Deniz Gezmiş’in son sözlerinin hatırlatıldığı açıklamanın tamamı şöyle;
“Bu konsept doğrultusunda Türkiye Kuzey Kürdistan’da 12 Mart Muhtırası sonrası sıkıyönetim mahkemelerinde yargılanan Deniz Gezmiş, Hüseyin İnan, Yusuf Aslan hakkında idam cezası kararı çıkarıldı. Denizler; 1972 yılı 6 Mayıs’ında Ulucanlar Hapishanesi’nde idam edilerek katledildiler. Deniz’in son sözleri, “Yaşasın tam bağımsız Türkiye. Yaşasın Marksizm’in Leninizm’in yüce ideolojisi. Yaşasın Türk ve Kürt halklarının bağımsızlık mücadelesi. Kahrolsun emperyalizm, yaşasın işçileri ve köylüler.”
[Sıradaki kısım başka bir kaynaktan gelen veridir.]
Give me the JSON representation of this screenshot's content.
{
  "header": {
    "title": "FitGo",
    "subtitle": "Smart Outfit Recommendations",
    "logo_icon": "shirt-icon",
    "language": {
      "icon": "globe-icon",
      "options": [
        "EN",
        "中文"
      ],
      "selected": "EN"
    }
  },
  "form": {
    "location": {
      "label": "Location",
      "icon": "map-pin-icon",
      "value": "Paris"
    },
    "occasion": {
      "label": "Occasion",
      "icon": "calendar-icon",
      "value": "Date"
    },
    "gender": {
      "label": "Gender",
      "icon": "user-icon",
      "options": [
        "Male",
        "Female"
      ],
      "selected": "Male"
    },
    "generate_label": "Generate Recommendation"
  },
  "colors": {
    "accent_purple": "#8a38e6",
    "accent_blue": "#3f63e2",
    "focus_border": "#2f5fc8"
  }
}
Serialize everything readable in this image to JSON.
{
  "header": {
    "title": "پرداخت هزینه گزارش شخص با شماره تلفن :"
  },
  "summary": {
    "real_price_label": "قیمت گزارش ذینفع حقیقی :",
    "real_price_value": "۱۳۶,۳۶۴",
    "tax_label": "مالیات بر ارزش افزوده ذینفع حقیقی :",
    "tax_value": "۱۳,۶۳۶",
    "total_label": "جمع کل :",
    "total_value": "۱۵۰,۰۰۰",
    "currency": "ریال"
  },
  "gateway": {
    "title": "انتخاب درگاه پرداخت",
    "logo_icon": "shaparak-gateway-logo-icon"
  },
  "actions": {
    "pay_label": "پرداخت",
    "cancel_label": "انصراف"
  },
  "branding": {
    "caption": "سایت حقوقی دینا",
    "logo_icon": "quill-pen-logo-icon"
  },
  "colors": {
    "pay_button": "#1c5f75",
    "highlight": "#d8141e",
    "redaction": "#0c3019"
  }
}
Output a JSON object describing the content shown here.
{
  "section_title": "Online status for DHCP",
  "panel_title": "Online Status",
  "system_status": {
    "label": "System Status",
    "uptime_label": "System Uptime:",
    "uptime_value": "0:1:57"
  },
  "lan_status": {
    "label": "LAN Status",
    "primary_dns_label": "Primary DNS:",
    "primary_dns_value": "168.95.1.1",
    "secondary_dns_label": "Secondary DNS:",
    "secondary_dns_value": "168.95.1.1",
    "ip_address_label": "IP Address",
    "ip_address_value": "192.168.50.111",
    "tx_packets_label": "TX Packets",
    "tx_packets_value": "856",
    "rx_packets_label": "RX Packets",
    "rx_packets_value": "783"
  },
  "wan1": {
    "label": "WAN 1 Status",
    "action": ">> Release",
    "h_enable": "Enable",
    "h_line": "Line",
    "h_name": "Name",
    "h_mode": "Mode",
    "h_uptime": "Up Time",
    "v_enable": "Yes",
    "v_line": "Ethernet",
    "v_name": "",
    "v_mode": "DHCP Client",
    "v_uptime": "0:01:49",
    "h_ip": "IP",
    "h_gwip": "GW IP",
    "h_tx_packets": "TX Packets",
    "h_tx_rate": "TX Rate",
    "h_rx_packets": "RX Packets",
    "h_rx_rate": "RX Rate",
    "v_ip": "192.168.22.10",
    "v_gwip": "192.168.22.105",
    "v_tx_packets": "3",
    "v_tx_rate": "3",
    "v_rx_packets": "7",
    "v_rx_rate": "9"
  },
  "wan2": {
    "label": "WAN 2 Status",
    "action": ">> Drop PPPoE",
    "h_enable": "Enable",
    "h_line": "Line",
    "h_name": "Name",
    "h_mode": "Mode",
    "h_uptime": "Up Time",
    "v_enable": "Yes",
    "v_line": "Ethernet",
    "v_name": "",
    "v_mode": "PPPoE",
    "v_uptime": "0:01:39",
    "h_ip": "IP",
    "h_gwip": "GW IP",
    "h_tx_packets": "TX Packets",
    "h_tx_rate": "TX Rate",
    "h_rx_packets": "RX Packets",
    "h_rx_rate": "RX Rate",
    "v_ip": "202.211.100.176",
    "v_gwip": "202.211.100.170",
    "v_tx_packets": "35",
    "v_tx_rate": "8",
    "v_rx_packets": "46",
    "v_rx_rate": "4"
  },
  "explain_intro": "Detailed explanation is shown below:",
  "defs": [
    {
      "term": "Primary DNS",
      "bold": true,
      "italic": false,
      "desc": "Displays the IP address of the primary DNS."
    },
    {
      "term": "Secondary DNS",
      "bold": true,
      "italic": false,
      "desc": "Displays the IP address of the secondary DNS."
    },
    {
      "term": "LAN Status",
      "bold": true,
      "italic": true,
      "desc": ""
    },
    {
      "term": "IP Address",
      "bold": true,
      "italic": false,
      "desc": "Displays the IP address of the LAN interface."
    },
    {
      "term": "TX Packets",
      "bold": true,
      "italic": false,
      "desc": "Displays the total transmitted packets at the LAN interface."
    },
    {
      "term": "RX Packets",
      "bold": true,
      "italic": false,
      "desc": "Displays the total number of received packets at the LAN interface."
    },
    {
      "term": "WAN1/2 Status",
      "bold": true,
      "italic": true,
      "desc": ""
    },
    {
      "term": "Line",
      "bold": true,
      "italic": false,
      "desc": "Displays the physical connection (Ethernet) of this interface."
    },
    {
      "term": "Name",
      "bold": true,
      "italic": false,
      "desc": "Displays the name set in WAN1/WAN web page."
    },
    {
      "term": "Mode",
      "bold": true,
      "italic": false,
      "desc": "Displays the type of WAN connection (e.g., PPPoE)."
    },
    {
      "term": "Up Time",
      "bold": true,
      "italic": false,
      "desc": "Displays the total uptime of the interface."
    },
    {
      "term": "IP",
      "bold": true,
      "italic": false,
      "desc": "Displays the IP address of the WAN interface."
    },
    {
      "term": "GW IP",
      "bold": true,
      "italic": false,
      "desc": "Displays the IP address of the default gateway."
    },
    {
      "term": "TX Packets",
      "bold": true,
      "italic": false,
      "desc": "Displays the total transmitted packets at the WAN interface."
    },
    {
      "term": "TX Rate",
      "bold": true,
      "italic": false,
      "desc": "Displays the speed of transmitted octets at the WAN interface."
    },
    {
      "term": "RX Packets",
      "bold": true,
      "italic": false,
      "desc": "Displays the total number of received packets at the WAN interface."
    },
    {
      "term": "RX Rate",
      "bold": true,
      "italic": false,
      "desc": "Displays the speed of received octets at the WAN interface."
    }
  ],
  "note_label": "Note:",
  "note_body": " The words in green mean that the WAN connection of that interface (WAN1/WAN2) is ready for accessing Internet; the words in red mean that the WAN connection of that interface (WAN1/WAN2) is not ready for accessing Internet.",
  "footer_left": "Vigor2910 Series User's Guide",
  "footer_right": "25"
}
“Denizler de dönemin diğer devrimci önderleri gibi, devrimci mücadelenin başarıya ulaşması, halkları ablukaya alan emperyalist hegemonyanın parçalanması gerektiğini görmüş ve bunun gerçekleşmesi için silahlı devrimci mücadelenin gerektiğini kavramışlardı. Bu anlamda devrimci pratikleri, 6’ncı Filoyu denize döküşleri emperyalizmin sömürüye karşı cepheden meydan okumanın sembolleridir.
“Deniz, Yusuf, Hüseyin’in son istekleri Taylan Özgür’ün yanına gömülmekti. Ne var ki bu istekleri gerçekleşmedi. Katledilmelerinin üzerinden yıllar geçse de mezarları başında anılmaları dahi muktedirleri tedirgin etmektedir. Ve muktedirler bu tedirginliği yaşamakta haklıdırlar. Katliamlar ile komünist devrimcilerin, yurtseverlerin fiziki varlıklarını sonlandırabilirler ancak onların mücadelelerini devrimci irade ve cüretlerini unutturamazlar. Bunu yapamadıkları gibi ardılları ölümsüz bir rehbere dönüştürürler, bu sebeple muktedirler gerçek manada hiçbir zaman emellerini gerçekleştiremezler.
“Yıllardır ezilen kesimden insanlar çocuklarının isimlerini Deniz, Mahir, Hüseyin, İbrahim, Meral, Taylan, Sinan, Mazlum koyuyorlar. Bu geçmişten gelen ve geleceğe yönelen bir özlemin en sade dışa vurumudur aslında. Kitleler ne kadar sindirilmiş, baskılanmış olursa olsun bilinçleri ve yürekleri ile sınırsız-sömürüsüz ir dünya ile komünizmden yanadırlar.
“Baskının zulmün artığı her yerde her zamanda devrimci mücadele tarihimize dönerek; ondan dersler çıkararak öğrenmek ve devrimci değerleri sahiplenişte ısrar etmek günün devrimci mücadelesini, bizleri daha da güçlü kılacaktır. Bu bilinçle Deniz Gezmiş, Yusuf Aslan ve Hüseyin İnan’ın mücadele mirasını devralıyoruz ve onları saygıyla anıyoruz.”